Continuer à améliorer le suivi épidémiologique

J’ai suffisamment critiqué par le passé la médiocre qualité du rapport annuel sur le vih de l’ISP pour ne pas reconnaître un changement significatif particulièrement visible cette année. Demandée par Arc-en-Ciel Wallonie, l’amélioration des statistiques et de leur exploitation était aussi un des objectifs du plan national de lutte contre le vih 2014-2019. Il faut se féliciter à ce sujet car le rapport est cette année d’une qualité remarquablement supérieure. Plus transparent (même si la tentation de cacher les faiblesses relatives à la récolte de données de base reste encore présente), mais surtout bien plus complet.

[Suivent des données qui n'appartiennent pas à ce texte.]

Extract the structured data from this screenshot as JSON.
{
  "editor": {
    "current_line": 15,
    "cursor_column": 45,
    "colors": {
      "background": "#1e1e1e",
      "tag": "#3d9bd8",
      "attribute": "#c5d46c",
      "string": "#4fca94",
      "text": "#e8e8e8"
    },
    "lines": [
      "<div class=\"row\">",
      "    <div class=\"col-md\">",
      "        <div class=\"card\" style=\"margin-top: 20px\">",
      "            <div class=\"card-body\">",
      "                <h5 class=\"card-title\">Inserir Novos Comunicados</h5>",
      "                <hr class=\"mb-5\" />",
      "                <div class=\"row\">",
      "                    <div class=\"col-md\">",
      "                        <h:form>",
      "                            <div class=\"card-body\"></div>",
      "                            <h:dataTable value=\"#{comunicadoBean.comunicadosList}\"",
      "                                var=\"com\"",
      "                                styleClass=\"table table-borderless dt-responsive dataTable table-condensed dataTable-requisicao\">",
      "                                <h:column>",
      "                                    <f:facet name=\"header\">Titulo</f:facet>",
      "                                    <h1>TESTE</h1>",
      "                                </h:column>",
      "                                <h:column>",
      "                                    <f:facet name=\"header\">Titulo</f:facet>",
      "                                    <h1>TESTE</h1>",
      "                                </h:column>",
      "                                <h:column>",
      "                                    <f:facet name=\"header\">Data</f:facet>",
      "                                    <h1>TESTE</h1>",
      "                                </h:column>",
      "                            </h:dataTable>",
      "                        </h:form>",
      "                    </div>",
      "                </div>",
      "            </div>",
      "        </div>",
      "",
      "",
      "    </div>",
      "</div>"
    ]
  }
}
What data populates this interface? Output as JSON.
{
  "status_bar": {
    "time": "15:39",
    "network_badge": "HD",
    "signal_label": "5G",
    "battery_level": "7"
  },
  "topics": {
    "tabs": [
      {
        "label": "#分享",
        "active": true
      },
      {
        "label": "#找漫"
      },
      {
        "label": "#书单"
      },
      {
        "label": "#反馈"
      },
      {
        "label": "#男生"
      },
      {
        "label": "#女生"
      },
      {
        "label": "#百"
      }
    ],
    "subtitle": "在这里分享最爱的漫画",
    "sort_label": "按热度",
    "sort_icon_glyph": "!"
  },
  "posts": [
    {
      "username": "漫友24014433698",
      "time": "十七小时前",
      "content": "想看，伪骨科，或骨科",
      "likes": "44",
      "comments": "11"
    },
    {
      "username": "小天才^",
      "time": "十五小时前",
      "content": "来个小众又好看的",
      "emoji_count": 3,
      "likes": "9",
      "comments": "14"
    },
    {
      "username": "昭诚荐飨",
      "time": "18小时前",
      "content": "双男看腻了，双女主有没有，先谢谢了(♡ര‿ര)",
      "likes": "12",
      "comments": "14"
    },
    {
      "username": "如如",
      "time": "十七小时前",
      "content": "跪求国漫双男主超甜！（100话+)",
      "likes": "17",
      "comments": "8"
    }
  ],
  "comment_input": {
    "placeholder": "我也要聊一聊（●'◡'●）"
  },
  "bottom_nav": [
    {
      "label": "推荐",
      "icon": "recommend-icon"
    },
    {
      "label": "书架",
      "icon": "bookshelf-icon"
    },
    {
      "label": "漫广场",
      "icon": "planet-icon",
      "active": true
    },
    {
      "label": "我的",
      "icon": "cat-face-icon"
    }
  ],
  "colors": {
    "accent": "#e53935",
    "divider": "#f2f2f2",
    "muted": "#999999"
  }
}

On découvre ainsi pour la première fois une analyse fouillée relative à la prévalence (le nombre de personnes en vie vivant avec le vih), aux diagnostics tardifs, aux diagnostics précoces, au dépistage et à la résistance à certains traitements.

En fait, suite au plan national et aux options définies au niveau européen, le rapport témoigne de l’intention de la Belgique d’être en mesure d’évaluer sa situation par rapport à l’objectif 90-90-90 proclamé par l’ONUSIDA. De quoi s’agit-il ?

L’année dernière, l’ONUSIDA a proposé un objectif ambitieux : mettre fin à l’épidémie du sida d’ici 2030. Pour atteindre cet objectif elle a défini une stratégie qu’elle appelle tous les États à mettre en œuvre d’ici 2020 : faire en sorte que :

  • A l’horizon 2020, 90% des personnes vivant avec le VIH connaissent leur statut sérologique.  
  • A l’horizon 2020, 90% de toutes les personnes infectées par le VIH dépistées reçoivent un traitement antirétroviral durable.  
  • A l’horizon 2020, 90% des personnes recevant un traitement antirétroviral ont une charge virale durablement supprimée.

Une autre manière de présenter ces objectifs est illustrée par le graphique suivant, reproduit au départ du rapport du Centre Européen pour la prévention et le contrôle des maladies (ECDC) relatif à la mise en œuvre de la déclaration de Dublin sur le continuum de soins pour le VIH.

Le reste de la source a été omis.